Staff with the exception of hourly employees will remain in paid status and will be expected to check in with the school district and respond via email on a daily basis.
“Our school district will have many departments working during our closure in schools, unless we’re notified by the Long Beach Department of Health to change this plan, these departments include staff who will be cleaning schools, serving and transporting meals, and continue to operate many of our centralized functions,” Steinhauser said.
All custodial staff will be working Monday to start to disinfect schools.
Steinhauser noted that the only times he could remember the school district taking such drastic actions was in 1932 when over half of the school district’s schools were destroyed in an earthquake, the civil unrest of the 90’s when LBUSD closed for at least a week, Avalon School closing once in 2002 for a week, and now, 19 days with COVID-19.
When asked about services offered to disabled students, Steinhauser said, “Students with IDP’s will continue with services through various means and if the students, for example, needed to have an extended time for the year because let’s say five days were missed for whatever reason, they would be continued to what we call our ESY program which is summer school.”

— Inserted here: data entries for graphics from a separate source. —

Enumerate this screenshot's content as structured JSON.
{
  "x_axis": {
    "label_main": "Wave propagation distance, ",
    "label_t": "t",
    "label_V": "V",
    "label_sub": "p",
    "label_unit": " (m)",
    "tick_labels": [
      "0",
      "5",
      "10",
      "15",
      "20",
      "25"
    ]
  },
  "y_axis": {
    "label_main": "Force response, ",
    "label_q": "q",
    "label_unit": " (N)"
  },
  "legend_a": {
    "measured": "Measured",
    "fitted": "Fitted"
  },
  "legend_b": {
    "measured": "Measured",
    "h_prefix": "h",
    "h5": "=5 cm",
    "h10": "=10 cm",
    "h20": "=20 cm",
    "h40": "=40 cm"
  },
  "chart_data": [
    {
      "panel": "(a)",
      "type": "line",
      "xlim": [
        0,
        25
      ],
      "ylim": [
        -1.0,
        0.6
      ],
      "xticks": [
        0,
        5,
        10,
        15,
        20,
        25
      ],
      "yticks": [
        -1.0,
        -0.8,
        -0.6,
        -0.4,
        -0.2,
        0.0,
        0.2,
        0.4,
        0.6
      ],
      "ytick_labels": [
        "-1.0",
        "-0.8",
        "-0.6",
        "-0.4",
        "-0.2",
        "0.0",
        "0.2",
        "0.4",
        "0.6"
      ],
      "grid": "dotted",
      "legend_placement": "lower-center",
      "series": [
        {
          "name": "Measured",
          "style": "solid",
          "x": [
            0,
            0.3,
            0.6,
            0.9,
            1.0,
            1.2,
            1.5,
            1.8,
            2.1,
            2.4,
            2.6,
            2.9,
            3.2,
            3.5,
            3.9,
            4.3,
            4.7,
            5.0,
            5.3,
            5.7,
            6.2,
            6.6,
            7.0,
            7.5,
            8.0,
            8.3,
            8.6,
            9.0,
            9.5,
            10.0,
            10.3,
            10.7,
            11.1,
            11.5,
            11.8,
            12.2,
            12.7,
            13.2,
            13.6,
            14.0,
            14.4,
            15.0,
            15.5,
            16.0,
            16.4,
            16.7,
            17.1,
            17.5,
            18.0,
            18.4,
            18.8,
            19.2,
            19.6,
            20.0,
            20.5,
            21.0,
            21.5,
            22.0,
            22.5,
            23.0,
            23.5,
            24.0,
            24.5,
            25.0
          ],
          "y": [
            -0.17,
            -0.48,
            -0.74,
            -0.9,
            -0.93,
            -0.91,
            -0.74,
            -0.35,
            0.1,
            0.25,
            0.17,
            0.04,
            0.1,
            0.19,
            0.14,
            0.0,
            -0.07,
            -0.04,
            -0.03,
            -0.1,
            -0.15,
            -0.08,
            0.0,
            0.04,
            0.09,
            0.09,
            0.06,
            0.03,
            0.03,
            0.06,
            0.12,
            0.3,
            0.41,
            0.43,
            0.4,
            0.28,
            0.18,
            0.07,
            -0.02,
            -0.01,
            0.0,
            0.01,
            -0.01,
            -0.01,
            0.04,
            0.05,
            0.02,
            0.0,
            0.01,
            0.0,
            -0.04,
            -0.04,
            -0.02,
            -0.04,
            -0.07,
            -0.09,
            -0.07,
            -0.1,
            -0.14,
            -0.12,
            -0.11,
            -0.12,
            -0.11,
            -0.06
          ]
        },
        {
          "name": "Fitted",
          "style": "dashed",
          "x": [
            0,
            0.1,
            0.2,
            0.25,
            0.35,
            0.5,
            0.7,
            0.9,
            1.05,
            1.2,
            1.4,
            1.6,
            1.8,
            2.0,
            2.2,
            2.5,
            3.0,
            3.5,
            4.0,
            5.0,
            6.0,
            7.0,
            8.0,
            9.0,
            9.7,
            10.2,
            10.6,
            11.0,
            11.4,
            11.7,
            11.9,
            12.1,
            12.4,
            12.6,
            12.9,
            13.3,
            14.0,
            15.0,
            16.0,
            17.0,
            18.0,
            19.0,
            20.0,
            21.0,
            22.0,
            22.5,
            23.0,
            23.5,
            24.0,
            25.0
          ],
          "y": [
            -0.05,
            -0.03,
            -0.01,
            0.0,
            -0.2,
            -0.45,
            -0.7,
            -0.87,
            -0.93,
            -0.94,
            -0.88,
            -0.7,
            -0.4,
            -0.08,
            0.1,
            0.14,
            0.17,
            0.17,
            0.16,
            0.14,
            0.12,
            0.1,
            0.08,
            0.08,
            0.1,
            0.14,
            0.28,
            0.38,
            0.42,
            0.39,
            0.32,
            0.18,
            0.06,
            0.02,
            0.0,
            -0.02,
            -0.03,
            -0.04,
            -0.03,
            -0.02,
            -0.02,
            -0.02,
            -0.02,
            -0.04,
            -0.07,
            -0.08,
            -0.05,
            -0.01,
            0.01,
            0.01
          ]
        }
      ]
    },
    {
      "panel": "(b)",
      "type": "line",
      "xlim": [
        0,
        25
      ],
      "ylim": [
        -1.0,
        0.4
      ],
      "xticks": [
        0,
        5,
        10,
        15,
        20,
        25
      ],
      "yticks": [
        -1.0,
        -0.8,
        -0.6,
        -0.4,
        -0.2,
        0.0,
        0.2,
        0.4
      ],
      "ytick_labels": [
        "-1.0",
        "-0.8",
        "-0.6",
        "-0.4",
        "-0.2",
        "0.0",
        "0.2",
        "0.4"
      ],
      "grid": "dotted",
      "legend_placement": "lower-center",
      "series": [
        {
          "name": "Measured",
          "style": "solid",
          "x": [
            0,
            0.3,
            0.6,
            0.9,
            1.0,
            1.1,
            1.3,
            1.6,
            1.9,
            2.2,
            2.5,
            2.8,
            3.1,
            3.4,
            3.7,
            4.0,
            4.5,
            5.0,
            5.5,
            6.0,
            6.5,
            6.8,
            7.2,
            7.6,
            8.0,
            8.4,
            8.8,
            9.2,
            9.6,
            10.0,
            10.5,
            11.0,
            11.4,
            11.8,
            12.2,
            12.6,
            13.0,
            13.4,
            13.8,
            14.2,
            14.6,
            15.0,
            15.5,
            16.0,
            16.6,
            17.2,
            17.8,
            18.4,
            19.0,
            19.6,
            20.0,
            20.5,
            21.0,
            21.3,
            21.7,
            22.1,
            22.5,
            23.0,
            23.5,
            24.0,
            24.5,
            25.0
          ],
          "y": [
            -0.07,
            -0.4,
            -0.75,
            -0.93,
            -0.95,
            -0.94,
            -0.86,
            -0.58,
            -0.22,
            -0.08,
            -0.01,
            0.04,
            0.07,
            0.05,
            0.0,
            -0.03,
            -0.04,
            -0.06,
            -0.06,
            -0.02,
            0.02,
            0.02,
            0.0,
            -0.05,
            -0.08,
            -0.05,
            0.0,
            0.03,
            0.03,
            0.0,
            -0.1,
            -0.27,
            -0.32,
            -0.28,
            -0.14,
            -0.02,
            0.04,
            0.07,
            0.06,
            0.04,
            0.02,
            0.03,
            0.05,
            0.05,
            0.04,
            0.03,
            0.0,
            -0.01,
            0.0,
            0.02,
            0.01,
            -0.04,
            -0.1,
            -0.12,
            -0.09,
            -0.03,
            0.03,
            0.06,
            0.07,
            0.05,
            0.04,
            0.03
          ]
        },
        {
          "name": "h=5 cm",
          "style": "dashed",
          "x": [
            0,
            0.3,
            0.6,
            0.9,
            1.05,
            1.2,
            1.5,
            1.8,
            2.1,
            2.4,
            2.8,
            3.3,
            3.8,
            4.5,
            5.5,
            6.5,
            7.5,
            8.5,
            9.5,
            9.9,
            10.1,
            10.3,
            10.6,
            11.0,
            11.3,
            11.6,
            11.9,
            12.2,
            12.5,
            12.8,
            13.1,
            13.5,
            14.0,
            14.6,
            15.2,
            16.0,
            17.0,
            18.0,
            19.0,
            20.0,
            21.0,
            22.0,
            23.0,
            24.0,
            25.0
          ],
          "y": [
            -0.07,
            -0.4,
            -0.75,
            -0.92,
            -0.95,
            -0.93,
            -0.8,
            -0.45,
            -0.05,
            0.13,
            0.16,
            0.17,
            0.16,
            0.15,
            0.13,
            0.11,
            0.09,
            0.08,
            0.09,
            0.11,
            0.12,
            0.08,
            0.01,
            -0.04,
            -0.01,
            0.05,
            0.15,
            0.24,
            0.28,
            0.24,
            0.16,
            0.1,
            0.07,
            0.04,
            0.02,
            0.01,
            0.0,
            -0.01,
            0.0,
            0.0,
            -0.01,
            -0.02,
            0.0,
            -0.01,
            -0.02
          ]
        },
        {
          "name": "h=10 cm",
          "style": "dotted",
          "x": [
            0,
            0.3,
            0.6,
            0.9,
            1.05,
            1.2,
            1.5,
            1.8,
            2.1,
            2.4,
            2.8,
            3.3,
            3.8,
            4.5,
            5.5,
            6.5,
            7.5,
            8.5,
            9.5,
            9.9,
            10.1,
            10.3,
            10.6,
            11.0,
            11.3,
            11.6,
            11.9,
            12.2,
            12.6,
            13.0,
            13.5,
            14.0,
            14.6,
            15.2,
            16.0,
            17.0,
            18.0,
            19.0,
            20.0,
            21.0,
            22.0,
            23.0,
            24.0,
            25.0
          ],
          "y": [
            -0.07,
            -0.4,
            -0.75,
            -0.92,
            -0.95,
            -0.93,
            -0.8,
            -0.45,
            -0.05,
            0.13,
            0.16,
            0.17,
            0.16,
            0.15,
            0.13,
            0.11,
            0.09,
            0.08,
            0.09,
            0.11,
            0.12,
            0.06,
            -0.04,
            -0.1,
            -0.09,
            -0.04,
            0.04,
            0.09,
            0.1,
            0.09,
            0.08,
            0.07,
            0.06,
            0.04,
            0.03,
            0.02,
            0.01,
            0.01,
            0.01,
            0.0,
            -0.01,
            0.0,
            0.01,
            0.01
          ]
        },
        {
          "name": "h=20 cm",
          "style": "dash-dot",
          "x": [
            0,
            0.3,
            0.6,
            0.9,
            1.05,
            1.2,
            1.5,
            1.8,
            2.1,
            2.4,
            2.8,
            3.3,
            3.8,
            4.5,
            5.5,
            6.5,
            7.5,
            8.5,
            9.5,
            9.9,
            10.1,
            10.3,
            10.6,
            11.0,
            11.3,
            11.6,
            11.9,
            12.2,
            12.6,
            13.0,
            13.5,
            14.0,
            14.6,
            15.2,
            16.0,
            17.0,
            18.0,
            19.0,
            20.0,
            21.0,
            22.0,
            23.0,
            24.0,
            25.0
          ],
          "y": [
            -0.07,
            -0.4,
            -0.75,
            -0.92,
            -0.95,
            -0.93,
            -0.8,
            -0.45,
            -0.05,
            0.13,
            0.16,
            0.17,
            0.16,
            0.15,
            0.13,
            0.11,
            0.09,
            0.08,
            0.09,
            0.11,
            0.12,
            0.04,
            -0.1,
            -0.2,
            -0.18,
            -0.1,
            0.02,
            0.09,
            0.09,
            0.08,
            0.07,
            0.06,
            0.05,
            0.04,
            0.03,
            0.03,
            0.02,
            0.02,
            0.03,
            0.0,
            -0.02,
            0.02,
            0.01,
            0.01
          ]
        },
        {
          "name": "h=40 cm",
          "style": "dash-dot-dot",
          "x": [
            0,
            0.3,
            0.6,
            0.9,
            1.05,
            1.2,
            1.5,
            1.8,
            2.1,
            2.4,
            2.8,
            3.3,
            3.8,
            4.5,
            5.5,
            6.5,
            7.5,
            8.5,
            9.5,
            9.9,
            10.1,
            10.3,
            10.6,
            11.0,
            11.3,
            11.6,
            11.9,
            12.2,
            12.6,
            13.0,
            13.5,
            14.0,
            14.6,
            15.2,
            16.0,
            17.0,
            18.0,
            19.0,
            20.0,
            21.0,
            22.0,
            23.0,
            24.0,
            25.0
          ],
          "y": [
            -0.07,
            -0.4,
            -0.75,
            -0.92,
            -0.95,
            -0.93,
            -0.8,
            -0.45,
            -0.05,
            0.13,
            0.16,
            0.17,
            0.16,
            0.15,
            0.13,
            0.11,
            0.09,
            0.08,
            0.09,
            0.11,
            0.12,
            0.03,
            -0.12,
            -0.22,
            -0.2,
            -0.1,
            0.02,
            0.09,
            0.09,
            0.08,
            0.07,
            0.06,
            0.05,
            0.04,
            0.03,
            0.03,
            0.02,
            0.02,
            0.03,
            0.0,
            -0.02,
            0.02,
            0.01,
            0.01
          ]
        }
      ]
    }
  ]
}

Regarding any childcare options available to working families, Steinhauser said, “Not in Long Beach Unified, we had to make this tough decision because it would kind of conflict with the whole issue of social isolation, so we chose not to do that at this time.”
Garcia added, “We understand, the city, that one of the biggest challenges with closing schools as we’ve all discussed, is the parents that are low income, that have to work and don’t have access to childcare so we understand the huge challenge when we were talking through, but the decision was made, first and foremost, as a health decision for the health of everybody.”
Regarding accessibility of online learning programs for students without internet, “Currently in Long Beach Unified around 80% of our students have internet access. There are about 12% that do not, so we do have some hotspots that students can use and we are exploring other options for them to be very honest with you,” Steinhauser said.
Currently students do a lot of online learning now through Khan Academy, Google and so on, but the district will be spending the next week looking at other options with some other organizations where students may not need internet access, for example, TV.
“That’s why there’s the importance of having the books and other, you know, older materials such as print, available to everybody,” said Steinhaser.
As for students submitting things online, Steinhauser said, “For example, material online can be submitted online, things can be scanned if they needed to or they could be handed in at the end when we come back.”
Regarding the digital divide within students, “No student’s going to be punished because they don’t have certain accommodations or because work might not be getting turned in exactly at the appropriate time,” Steinhauser said.
Further information on these developments will be forthcoming from the schools and will be communicated through various means including the school district’s website. LBSchools.net., individual school websites, email, phone messages, social media, Schoolloop and online videos in the coming days.
“The community should be aware that this is a very evolving situation and so things are changing quite rapidly, and so expect more announcements as they relate to other closures,” concluded Garcia.